Em agosto de 2004, o
Shabas reduziu consideravelmente a quantidade de alimentos e os produtos de
primeira necessidade fornecidos aos detentos (detergentes, sabão, uniformes,
sapatos etc.). As compras cotidianas na loja da prisão – cujas tarifas
aumentaram desde sua privatização – tornaram-se, portanto, necessárias. A
Autoridade Palestina também deposita uma quantia por mês a todos os detentos
“de segurança”, palestinos ou árabes. Nos casos que correspondem, também
financia seus estudos na Universidade Aberta de Tel-Aviv, a única autorizada
pelo Shabas, que é privada e com cursos em hebraico.
Desde 2011, entre as
medidas repressivas tomadas em função da manutenção em cativeiro do soldado
Shalit, suspenderam-se os estudos superiores e a possibilidade de completar o
ensino médio, assim como a disposição de livros e materiais para escrever. Além
disso, recentemente, o Shabas instaurou em suas punições habituais (solitária,
isolamento prolongado às vezes de anos, privação de visitas etc.) um sistema de
multas (400 shekels, ou R$ 210) por qualquer infração às regras internas da
prisão. As sanções financeiras se tornaram sistemáticas nos últimos anos, e
para impedir a continuidade dessa inflação carcerária a Autoridade Palestina
limitou seu apoio a 4 mil shekels por prisioneiro para afiançar as multas dos
tribunais.
As autoridades
penitenciárias trataram de agudizar a cisão ocorrida entre o Hamas e o Fatah em
2007. Os prisioneiros foram acomodados em diferentes alas, divididos em
afiliados aos partidos religiosos (Hamas e Jihad islâmica) e membros de
partidos políticos (Fatah, FPLP, Frente Democrática pela Libertação da
Palestina e comunistas).
Os prisioneiros
também foram separados em função de sua cidadania e posição social, seguindo as
mesmas linhas de fragmentação e isolamento em vigor nos territórios ocupados,
em um paralelo cada vez mais marcado pelo dentro e fora. Os palestinos ditos
“de 1948” – cidadãos de Israel e de Jerusalém Leste – foram tratados da mesma
forma e em geral isolados dos outros prisioneiros, medida acorde à perspectiva
israelense de incorporação total da Cidade Santa. Considerados prisioneiros “de
segurança”, são, pela condição de “inimigos do interior”, condenados de forma
mais pesada que os palestinos dos territórios. É por essa razão que, no fim de
2011, a libertação excepcional de 48 cidadãos de Jerusalém e sete palestinos
“de 1948” foi interpretada como uma das vitórias do Hamas nesse acordo.
Segundo o testemunho
de Walid Dacca, encarcerado há vinte anos6 em distintos estabelecimentos, o
Shabas multiplicou as separações em função de distinções geográficas ou mesmo
familiares: os residentes de cidades foram afastados dos residentes de campos e
vilarejos; os originários de Ramallah foram distinguidos dos de Nablus, Jenine
ou Hebron.
Individualismo e
passividade
O deslocamento das
prisões para Israel restringiu as visitas familiares (limitadas desde 1996
apenas aos parentes de primeiro grau: pais, filhos, irmãs e irmãos), que
necessitam, agora, de permissão para entrar no território israelense, em geral
recusada por motivos de “segurança” ou contestação dos laços de parentesco. São
principalmente mulheres que visitam os detentos, ou filhos sozinhos, sem
acompanhantes. Desde 2004, a regra determina que não haja contato físico nas
visitas, à exceção dos menores de 6 anos, que podem ter contato com os presos.
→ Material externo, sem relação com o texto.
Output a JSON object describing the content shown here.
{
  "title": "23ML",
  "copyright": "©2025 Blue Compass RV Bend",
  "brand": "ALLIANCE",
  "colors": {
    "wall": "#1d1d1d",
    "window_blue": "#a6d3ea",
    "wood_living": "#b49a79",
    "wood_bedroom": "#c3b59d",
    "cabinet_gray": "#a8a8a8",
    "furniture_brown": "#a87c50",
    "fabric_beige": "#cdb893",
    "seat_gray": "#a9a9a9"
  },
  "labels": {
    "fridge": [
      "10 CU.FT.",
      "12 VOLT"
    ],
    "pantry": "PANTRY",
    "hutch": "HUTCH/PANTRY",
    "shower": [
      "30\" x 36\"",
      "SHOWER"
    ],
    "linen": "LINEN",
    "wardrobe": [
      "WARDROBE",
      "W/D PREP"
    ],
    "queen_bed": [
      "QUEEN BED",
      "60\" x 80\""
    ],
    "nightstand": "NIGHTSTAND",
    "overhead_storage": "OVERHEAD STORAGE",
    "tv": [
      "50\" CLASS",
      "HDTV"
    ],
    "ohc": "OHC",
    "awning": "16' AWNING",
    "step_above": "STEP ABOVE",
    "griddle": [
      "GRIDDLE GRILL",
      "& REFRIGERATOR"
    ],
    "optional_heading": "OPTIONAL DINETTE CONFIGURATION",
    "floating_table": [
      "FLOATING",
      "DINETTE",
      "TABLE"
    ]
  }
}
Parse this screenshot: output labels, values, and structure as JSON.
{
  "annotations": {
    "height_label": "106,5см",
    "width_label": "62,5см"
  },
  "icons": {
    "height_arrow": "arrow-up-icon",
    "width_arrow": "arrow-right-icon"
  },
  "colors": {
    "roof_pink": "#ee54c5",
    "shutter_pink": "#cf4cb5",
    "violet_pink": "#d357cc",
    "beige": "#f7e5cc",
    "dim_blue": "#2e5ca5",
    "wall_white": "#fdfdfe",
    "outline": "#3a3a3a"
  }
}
Em geral, as conversas se desenrolam através de um vidro e por intermédio de um
telefone.
Esses mecanismos de
isolamento crescente se apoiam, igualmente, em uma lógica neoliberal de
promoção material dos prisioneiros destinada a incentivar o individualismo e a
passividade. Em algumas prisões, as condições antes deploráveis mudaram
radicalmente com a integração ao Shabas e a reforma ou construção de novos
prédios: em Ofer, Ksiot ou Hadarim, há uma nova ala de estilo norte-americano
equipada com todo conforto, cozinha, máquina de lavar roupa. As novas
tecnologias tornam mais visíveis o controle e a privação de liberdade − os
próprios detentos fecham suas portas antes que o guarda acione o sistema
centralizado de trancamento de uma centena de células; outros vivem em um
espaço “independente” sem ver os vigilantes, dedicados “livremente” às suas
ocupações. Essa normalização pelo conforto material visa sobretudo – mas não
somente – às figuras proeminentes da prisão, gerando uma desigualdade no
tratamento que se torna fator ativo na desassociação entre os presos.
Essa política
pretende favorecer a solidão dos encarcerados. O esporte e os divertimentos
televisivos foram substituídos por atividades de formação política e cultural
ou pela leitura – espaços que até então vêm sendo o eixo da socialização dos
prisioneiros.
A banalidade da
experiência carcerária e as idas e vindas entre fora e dentro criam uma
porosidade cada vez maior entre a vida na prisão e a vida no exterior. Os
detentos têm a sensação de que possuem uma vida para além e apesar da prisão –
como atestam a multiplicação por cinco dos universitários em detenção no
período pós-Oslo e os incentivos ao casamento. Diante da fragmentação induzida
pela prisão, as tecnologias da comunicação substituem os laços efetivos e
militantes: a partir de 2002-2003, os telefones celulares entraram em certas
prisões de homens e facilitaram o diálogo com o exterior, criando um mercado
negro e uma ferramenta de vigilância por parte das autoridades penitenciárias.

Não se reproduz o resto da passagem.